I took the octopus main with bunch of steamed rice (to fill up with my kid) It’s hard for me to pass up octopus anywhere… this one was good… fairly average toughness in texture, almost where i like it, i don’t want it completely soft either… the spicy chilis were an awesome accent as were the bitter greens and radish… broth is really great, light, with pungent fish sauce aroma, almost too much but i like fish sauce. big rubarb tartness

she went for the special beef tongue kare kare… tongue was amazing, braised until tander, then crisped up, on top of a peanut sauce that’s supposed to remind of kare kare but i’ve never had it… quite good

for dessert we went for the coconut pudding with fresh farm fruit and toasted coconut and tapioca because i can’t pass up creamy coconut things

it was stupid good…

got a second

sweetest people there, lovely atmosphere and i’m looking forward to returning… once they get their wine license the price will be on par with a lot of restaurants and will put it in the for special occasions category for me.

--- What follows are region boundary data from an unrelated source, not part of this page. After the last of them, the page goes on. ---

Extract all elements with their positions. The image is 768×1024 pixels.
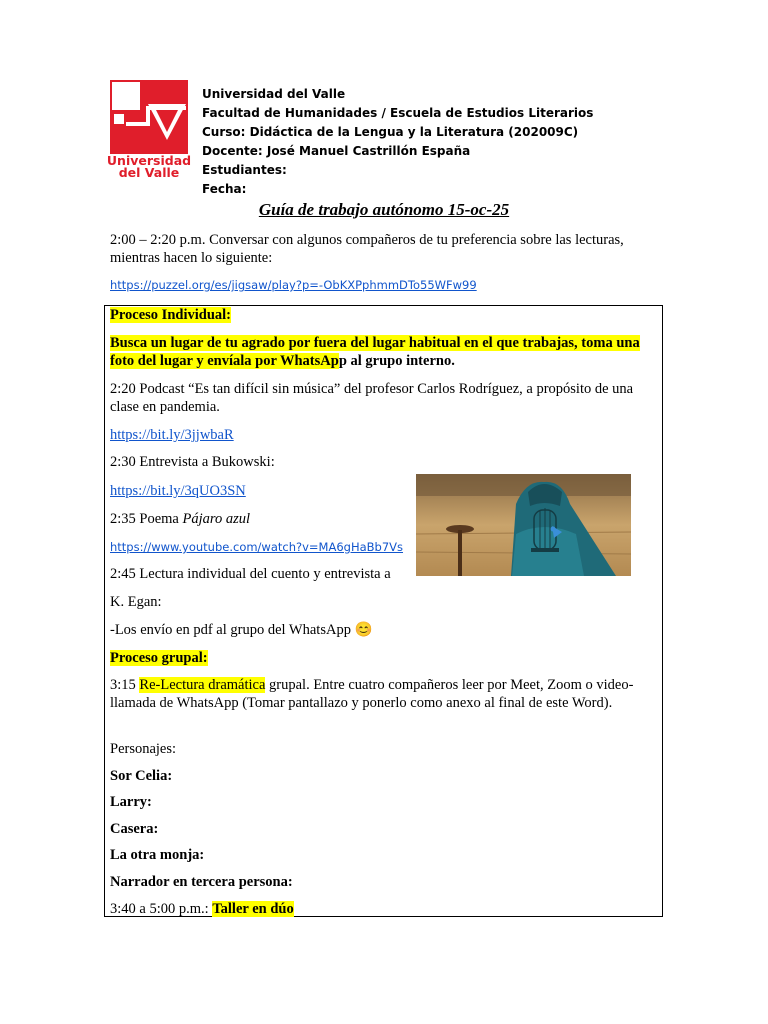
illustration-art [416, 474, 631, 576]
character-item: La otra monja: [110, 847, 205, 863]
birdcage-illustration [416, 474, 631, 576]
header-students: Estudiantes: [202, 163, 287, 177]
header-faculty: Facultad de Humanidades / Escuela de Estudios Literarios [202, 106, 594, 120]
interview-link[interactable]: https://bit.ly/3qUO3SN [110, 483, 246, 499]
smiley-icon: 😊 [354, 622, 373, 638]
youtube-link-clip [110, 538, 410, 554]
group-time: 3:15 [110, 677, 140, 693]
task-highlighted-text: Busca un lugar de tu agrado por fuera del lugar habitual en el que trabajas, toma una foto del lugar y envíala por WhatsAp [110, 335, 640, 369]
header-university: Universidad del Valle [202, 87, 346, 101]
reading-line-1: 2:45 Lectura individual del cuento y entrevista a [110, 566, 391, 582]
send-pdf-line [110, 621, 373, 639]
character-item: Sor Celia: [110, 768, 173, 784]
character-item: Larry: [110, 794, 152, 810]
group-rest: grupal. Entre cuatro compañeros leer por Meet, Zoom o video-llamada de WhatsApp (Tomar pantallazo y ponerlo como anexo al final de este Word). [110, 677, 634, 711]
group-heading [110, 649, 208, 667]
youtube-link[interactable]: https://www.youtube.com/watch?v=MA6gHaBb7Vs [110, 540, 404, 554]
reading-line-2: K. Egan: [110, 594, 162, 610]
logo-text-line1: Universidad [106, 153, 192, 168]
group-heading-text: Proceso grupal: [110, 650, 208, 666]
task-instruction [110, 334, 658, 370]
poem-title: Pájaro azul [182, 511, 251, 527]
group-highlight: Re-Lectura dramática [139, 677, 266, 693]
character-item: Narrador en tercera persona: [110, 874, 293, 890]
interview-text: 2:30 Entrevista a Bukowski: [110, 454, 275, 470]
header-course: Curso: Didáctica de la Lengua y la Literatura (202009C) [202, 125, 579, 139]
workshop-line [110, 900, 294, 918]
individual-heading-text: Proceso Individual: [110, 307, 231, 323]
group-instruction [110, 676, 645, 712]
workshop-label: Taller en dúo [212, 901, 294, 917]
header-date: Fecha: [202, 182, 247, 196]
characters-label: Personajes: [110, 741, 177, 757]
logo-mark [110, 80, 188, 154]
document-title: Guía de trabajo autónomo 15-oc-25 [258, 200, 510, 219]
individual-heading [110, 306, 231, 324]
header-teacher: Docente: José Manuel Castrillón España [202, 144, 471, 158]
intro-text: 2:00 – 2:20 p.m. Conversar con algunos compañeros de tu preferencia sobre las lecturas, mientras hacen lo siguiente: [110, 232, 624, 266]
podcast-link[interactable]: https://bit.ly/3jjwbaR [110, 427, 234, 443]
logo-text-line2: del Valle [118, 165, 180, 180]
poem-prefix: 2:35 Poema [110, 511, 183, 527]
podcast-text: 2:20 Podcast “Es tan difícil sin música” del profesor Carlos Rodríguez, a propósito de una clase en pandemia. [110, 381, 634, 415]
poem-line [110, 510, 250, 528]
workshop-time: 3:40 a 5:00 p.m.: [110, 901, 213, 917]
send-pdf-text: -Los envío en pdf al grupo del WhatsApp [110, 622, 355, 638]
task-rest-text: p al grupo interno. [338, 353, 455, 369]
character-item: Casera: [110, 821, 159, 837]
puzzel-link[interactable]: https://puzzel.org/es/jigsaw/play?p=-ObKXPphmmDTo55WFw99 [110, 278, 477, 292]
university-logo [106, 80, 192, 182]
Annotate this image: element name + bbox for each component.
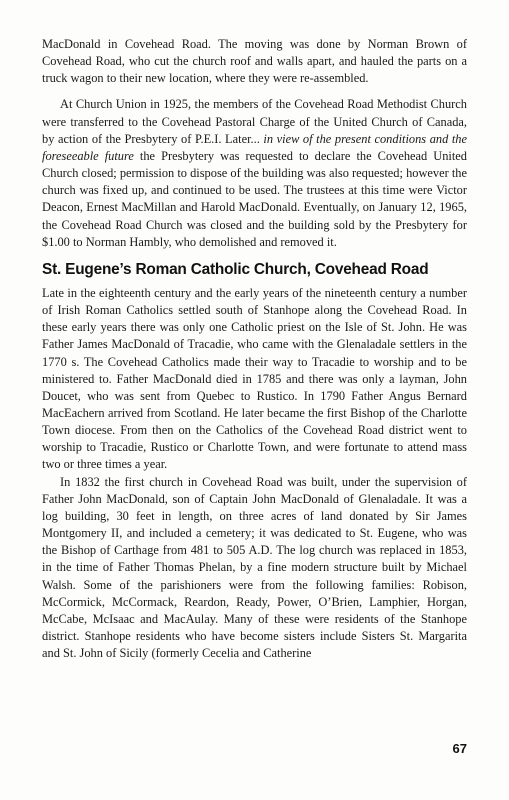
church-union-italic-quote: in view of the present conditions and the foreseeable future xyxy=(42,131,468,163)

but the concept works… food feels innovative and fresh, people are interested and curious and walk out wanting to try traditional Filipino food. I tend to always prefer traditional, unmodernized, undeconstructed restaurants because centuries of food history perfecting dishes are seldom wrong but this place works. It’s quite good.


They serve alcohol or did you bring your own? I thought there was no alcohol that could be consumed on premises.

Uh. Never mind officer. I was joking

I thought they wouldn’t let you BYOB which is why we haven’t been yet. I have a couple of winos in our group. Thanks.

Hmm they definitely encouraged me to BYOB. Even got a text message about it when I made the reservation

Risky business them folks.

never mind.

Patis is a Filipino fish sauce, much saltier than other Asian fish sauces like Nuoc mam

A solid meal for me last night, need to go again soon. There is a thoughtfulness to the seasoning and saucing here, with each having a few more components than you expect, yet there is a sense of lightness and simpleness to each dish. Nothing much else to say, just get it all.

Asian pear and radicchio salad, beef tartar, and sweet potato croquetas:

Crispy duck leg:

Condensed milk ice cream with black sesame:


really dig this place

Is their a dish that I must get here?

Tartare for me probably… and whatever dessert they have… she’s incredible

Beef Kilawin, Chicken Adobo, and Coconut Cornmeal Empanada.

1 Like

What’s the reservation situation here? I’ve been wanting to go for awhile, but I never have my shit together far enough in advance to successfully make a reservation. Do they accept walk-ins?